A few years ago Marie Kondo and the KonMari Method became bywords for decluttering. Indeed, this Japanese woman was suddenly everywhere, telling us to keep only those things in our lives that “spark joy.” I was sceptical.
My old receipts and bank statements and P60s and everything else that forms the midsize paper mountain atop my filing cabinet do not spark joy, but unfortunately, I am always worried I’ve done my taxes wrong and HMRC and maybe the Home Office too are going to come after me (I’ve only just become a citizen, surely they can still oust me?).
So I keep the unsorted pile in my office and will likely do so ‘til kingdom come.
But I get Marie Kondo’s way of thinking: hold on to what makes you happy. Hold on to what is valuable — at the present time. Let go of the things that are just taking up space in drawers or boxes or under the bed. And when you let go, especially if these things were once meaningful or important to you, honour them.
Thank them for all they have done for you or for your family. Then say goodbye.
So that’s what I’ve decided to do.
When I was diagnosed with breast cancer, I thought we had caught it early enough that it could be quietly excised and leave me, pretty much, exactly as I am today.

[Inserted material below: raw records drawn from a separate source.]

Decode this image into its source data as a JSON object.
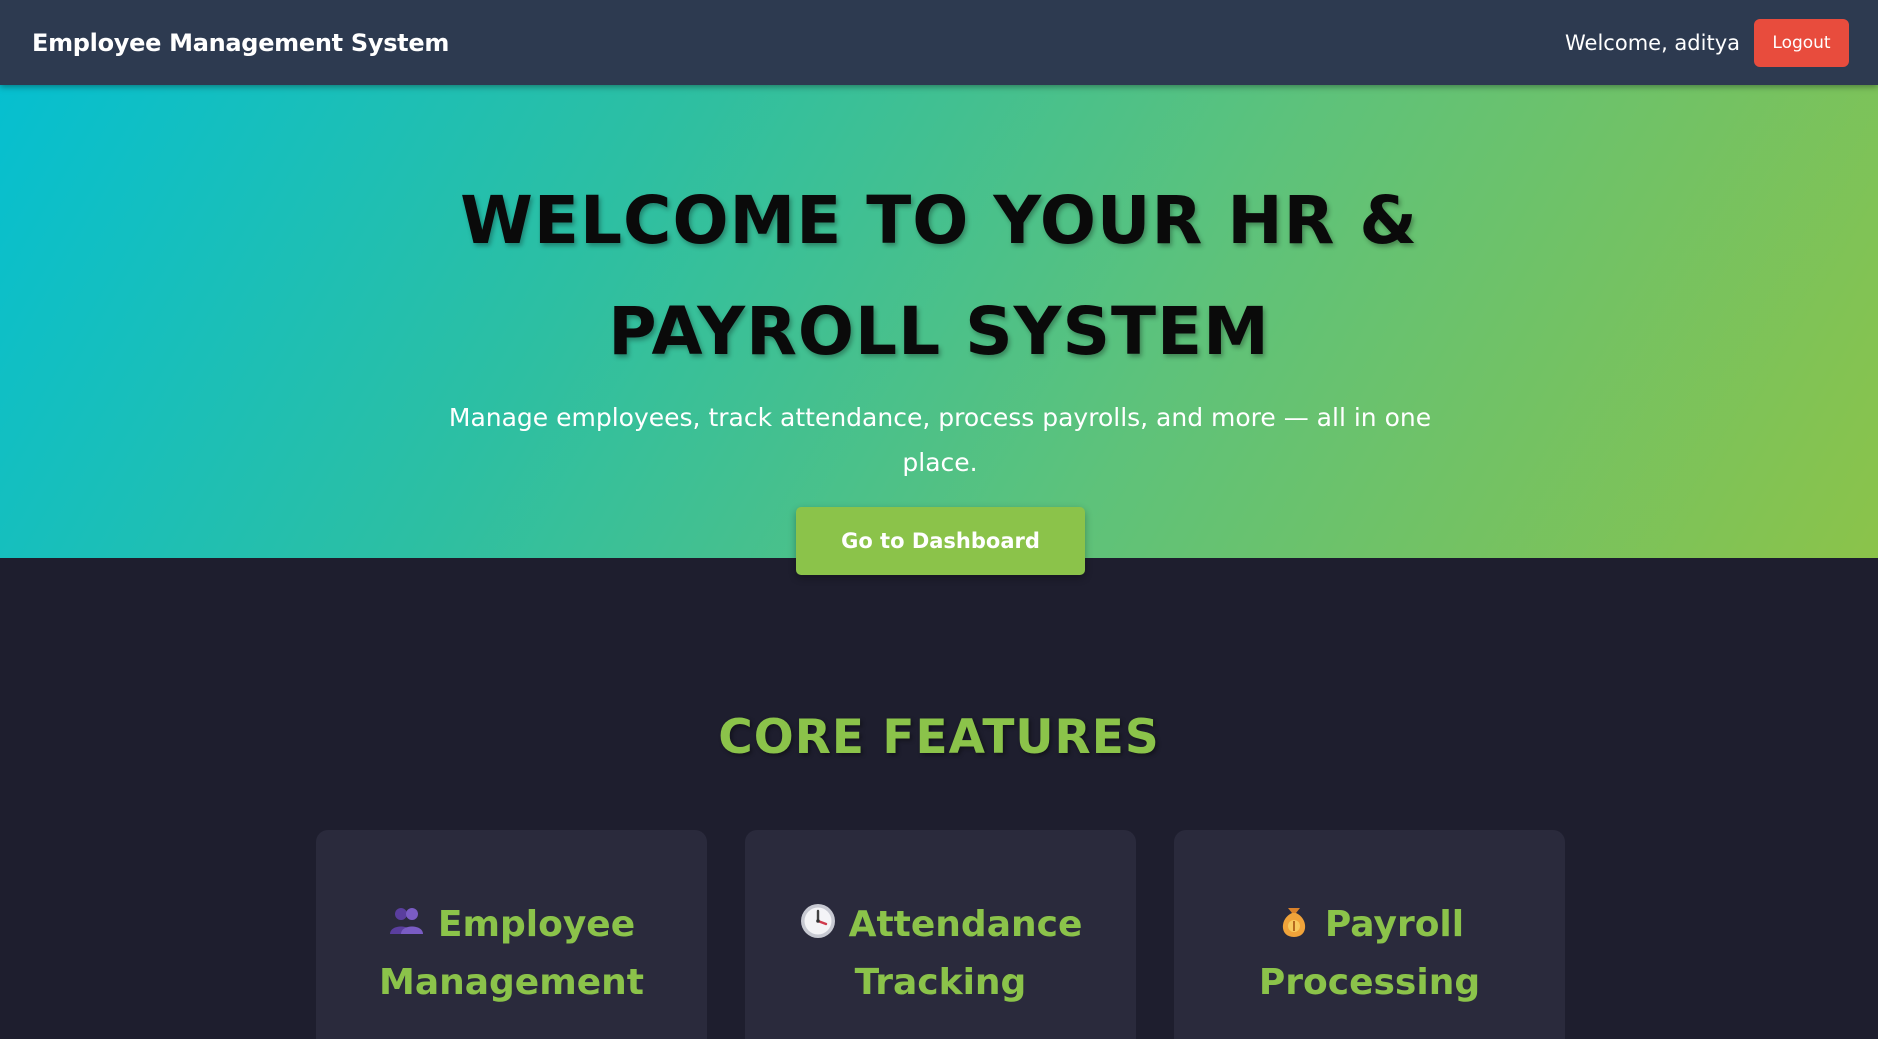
{
  "navbar": {
    "brand": "Employee Management System",
    "welcome": "Welcome, aditya",
    "logout_label": "Logout"
  },
  "hero": {
    "title_line1": "WELCOME TO YOUR HR &",
    "title_line2": "PAYROLL SYSTEM",
    "subtitle_line1": "Manage employees, track attendance, process payrolls, and more — all in one",
    "subtitle_line2": "place.",
    "cta_label": "Go to Dashboard"
  },
  "features": {
    "heading": "CORE FEATURES",
    "cards": [
      {
        "icon": "people-icon",
        "title_line1": "Employee",
        "title_line2": "Management"
      },
      {
        "icon": "clock-icon",
        "title_line1": "Attendance",
        "title_line2": "Tracking"
      },
      {
        "icon": "money-bag-icon",
        "title_line1": "Payroll",
        "title_line2": "Processing"
      }
    ]
  },
  "colors": {
    "navbar_bg": "#2d3a50",
    "logout_bg": "#e84c3d",
    "accent_green": "#8bc34a",
    "hero_gradient_start": "#06bfd0",
    "hero_gradient_end": "#8bc34a",
    "page_bg": "#1e1e2e",
    "card_bg": "#2a2a3c"
  }
}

The first doctor I met with, a registrar, said she could do a small surgery to remove the lump. A lumpectomy. It didn’t sound too bad. A little piece cut out, bing bang, cancer gone. Moving on.
When the NHS letter about the appointment arrived in the post a couple of weeks later, I sat down to read it, and one line, something I didn’t remember hearing, caught my eye: “The current size of your lump, if remains the same after MRI assessment, is at the limit for breast conserving surgery.” At the limit?
What did that mean?
At my next appointment, I enquired. The consultant — this time I met a very senior member of the clinic—explained.
My lump was not small. It would create a large hole. Moreover, it was in a very visible spot, being on the far left and top of my right breast — in other words, the middle of my décolletage. I was wearing a scoop-necked shirt and looked down. Yup, right there.
So perhaps a mastectomy would be a better option for me. The doctor went on to describe reconstruction possibilities. I could leave the one side flat. I could have an implant inserted. Or I could have a breast constructed out of belly tissue.
“Ummmm… like a tummy tuck?”
“Reconstruction from your belly requires, of course, two areas for us to operate on,” she warned, and then she gave me the details of the surgery.
It’s the kind Fergie had recently. Hers took eight hours, and that’s probably on the low end. It can take ten, 12, 14 hours for a mastectomy with Diep flap reconstruction.
“After that, you’ll have to stay in the hospital for about five nights. Maybe a week. That period used to be longer, but people prefer to recover at home. While you’re here, you’ll be on an IV drip and a catheter and a morphine drip.”
Somehow, it felt like things had changed.
I went home with a heavy heart. The lumpectomy was still an option, but I had been persuaded: it was not a very good option. So, what would I do?
The results of my genetic test arrived.
When I said I was an Ashkenazi Jew (well, half, anyway), the doctor immediately arranged for a screening of known genetic variants for Ashkenazim. BRCA is the most famous of the group.
Happily, I had no genetic variants.
Or rather, no known variants.
I was comforted. But not enough. And a question began creeping into my head: why did I want to hold on to my breasts?
Over the next few weeks, I spoke to a lot of women who were ahead of me on this ugly road. One woman had a lumpectomy, a recurrence, and then a mastectomy.
Another woman had a lumpectomy followed by a second lumpectomy. One had a single mastectomy and then a year later discovered cancer in the second breast.
Several told me about “scanxiety”, that feeling they experienced every time they went for a mammogram to check their existing tissue.
And so, I made a decision.
Dear breasts, I honour you. You gave me confidence when you adorned me in my youth, and you fed all three of my children, who have now grown into big, healthy boys.
Dear breasts, you sparked joy for me and my family. But you serve no purpose now, and I must let you go.
So long, and thanks for all the mammaries. It’s time to say goodbye.
My double mastectomy is scheduled for the second week of September, just before Rosh Hashanah. If all goes well, I will begin 5784 decluttered.